安善町にある米海軍の鶴見貯油施設で11月3日、寛政安善町内会(森合正二郎会長)の住民と米軍関係者による親善交流会があった。「近くて遠い隣人」だった米軍施設と交流して11年。防災訓練を見学するなど、「友人」として信頼関係を築くまでになった。
鶴見貯油施設は、横田基地などへ航空機燃料を供給する貯蔵施設。同町内の2カ所にわかれ、約80人が勤務している。広さ約18ヘクタールで、20基の貯蔵タンクのほか、レクリエーションなどに使う芝生も整備されている。
立ち入れなかった場所
鉄線の張られたフェンスの向こう側は、「同じ町内にあって、入れない場所」だった。過去には、住宅街から見えるタンクが落雷で火災になったことも、運河に油が流出したこともあった。それでも、報告は施設側からでなく、横浜市などからだった。
「米軍施設がある怖さがあった」。森合会長は振り返る。
訓練見学までに前進
きっかけは11年前、区選出の県議と市議の橋渡しで、町内会の盆踊りに施設責任者を招いたことだった。
「ソフトボールで交流しないか」――直談判が通じ、半年ほどで交流会が実現した。試合で汗を流し、バーベキューも楽しんだ。施設見学もあり、不安をなくす一歩となった。
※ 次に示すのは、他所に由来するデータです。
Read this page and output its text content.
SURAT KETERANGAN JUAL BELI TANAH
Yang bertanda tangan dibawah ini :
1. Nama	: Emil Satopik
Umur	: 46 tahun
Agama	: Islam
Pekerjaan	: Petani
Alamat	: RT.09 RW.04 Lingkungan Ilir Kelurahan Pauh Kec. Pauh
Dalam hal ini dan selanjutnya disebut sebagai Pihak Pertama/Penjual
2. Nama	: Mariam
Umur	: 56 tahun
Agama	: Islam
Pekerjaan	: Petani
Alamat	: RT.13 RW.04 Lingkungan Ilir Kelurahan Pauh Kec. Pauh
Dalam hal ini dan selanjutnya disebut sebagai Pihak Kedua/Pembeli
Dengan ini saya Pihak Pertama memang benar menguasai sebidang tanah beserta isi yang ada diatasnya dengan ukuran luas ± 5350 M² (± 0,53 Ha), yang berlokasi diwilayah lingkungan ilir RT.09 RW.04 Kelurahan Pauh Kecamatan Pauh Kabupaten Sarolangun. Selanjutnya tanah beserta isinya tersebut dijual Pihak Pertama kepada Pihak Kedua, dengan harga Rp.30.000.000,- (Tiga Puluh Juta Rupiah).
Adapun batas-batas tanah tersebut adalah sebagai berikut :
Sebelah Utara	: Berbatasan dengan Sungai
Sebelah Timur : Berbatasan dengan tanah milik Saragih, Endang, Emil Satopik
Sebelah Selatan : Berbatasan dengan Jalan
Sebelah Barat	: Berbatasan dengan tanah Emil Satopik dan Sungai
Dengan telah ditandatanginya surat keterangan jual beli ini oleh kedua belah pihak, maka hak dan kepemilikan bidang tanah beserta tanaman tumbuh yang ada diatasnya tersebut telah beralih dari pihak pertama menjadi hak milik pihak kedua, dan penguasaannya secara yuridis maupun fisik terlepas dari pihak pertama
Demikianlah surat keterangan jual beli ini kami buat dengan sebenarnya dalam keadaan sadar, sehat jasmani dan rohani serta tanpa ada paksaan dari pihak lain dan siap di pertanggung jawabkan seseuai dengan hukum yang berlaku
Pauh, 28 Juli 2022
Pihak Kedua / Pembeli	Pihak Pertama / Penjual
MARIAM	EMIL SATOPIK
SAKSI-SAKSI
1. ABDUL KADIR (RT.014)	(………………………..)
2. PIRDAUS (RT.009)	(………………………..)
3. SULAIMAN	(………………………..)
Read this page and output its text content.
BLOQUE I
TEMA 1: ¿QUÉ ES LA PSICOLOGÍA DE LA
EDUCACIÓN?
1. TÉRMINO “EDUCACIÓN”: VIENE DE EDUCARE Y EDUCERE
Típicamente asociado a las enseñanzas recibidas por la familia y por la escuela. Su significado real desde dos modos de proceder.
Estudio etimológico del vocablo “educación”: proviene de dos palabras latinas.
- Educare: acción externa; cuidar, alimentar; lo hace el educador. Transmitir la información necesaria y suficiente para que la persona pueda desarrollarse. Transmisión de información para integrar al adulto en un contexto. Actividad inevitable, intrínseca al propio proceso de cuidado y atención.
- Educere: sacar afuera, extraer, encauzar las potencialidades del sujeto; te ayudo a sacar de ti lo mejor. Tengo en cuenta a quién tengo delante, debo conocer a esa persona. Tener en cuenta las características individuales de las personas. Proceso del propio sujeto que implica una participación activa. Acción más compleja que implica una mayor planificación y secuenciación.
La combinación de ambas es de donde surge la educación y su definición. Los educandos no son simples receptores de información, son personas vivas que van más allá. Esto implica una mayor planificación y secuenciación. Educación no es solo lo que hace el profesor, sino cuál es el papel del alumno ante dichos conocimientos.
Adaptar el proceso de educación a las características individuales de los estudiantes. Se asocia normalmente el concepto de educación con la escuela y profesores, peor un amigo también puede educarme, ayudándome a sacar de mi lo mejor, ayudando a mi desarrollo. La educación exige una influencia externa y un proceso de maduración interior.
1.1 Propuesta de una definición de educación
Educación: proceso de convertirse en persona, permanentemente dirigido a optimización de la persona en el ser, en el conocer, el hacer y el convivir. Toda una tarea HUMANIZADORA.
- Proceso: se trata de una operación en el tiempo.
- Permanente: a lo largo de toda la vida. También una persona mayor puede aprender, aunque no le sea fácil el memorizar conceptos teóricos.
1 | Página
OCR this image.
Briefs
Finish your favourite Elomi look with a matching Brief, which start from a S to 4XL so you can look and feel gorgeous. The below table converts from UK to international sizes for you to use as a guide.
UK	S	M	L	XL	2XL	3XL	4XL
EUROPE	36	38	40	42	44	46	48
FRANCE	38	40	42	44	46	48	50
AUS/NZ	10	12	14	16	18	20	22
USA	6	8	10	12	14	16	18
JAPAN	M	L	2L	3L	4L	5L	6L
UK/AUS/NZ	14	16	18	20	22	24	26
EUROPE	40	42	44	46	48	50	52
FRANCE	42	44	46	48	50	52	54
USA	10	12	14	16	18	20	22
米軍側の特別行事の関係で一度中止になったが、11年で10回。住民らが施設内の防災訓練に招待されるようにもなった。東日本大震災以降、施設が低層のため、「近隣の企業に逃げられないか」との相談も受けた。町会側は、防災面での交流の機会も探っている。
「積み重ねた信頼は、事故もなく続けられたおかげ」。両者は口をそろえる。
10回記念し神輿も
当日は、町会から親子連れなど約110人、米軍関係者は約100人集まった。芝生でのソフトボール大会、バスケットコートやバレーコートでも交流を図り、施設内に笑い声があふれた。今年は10回目を記念し、町会が神輿を持参。日本文化の体験もあった。
ソフトボールに出場し、「楽しかった」と笑顔を見せた横須賀艦隊補給センターのジョセフ・ボッシー少佐。「地元の人たちとの交流は自分たちにとっても良いこと。今後も続けていければ」と話す。
森合会長は「安心できる場所になった。色々な面で交流を深めたい」と、さらに信頼を築く考えを示した。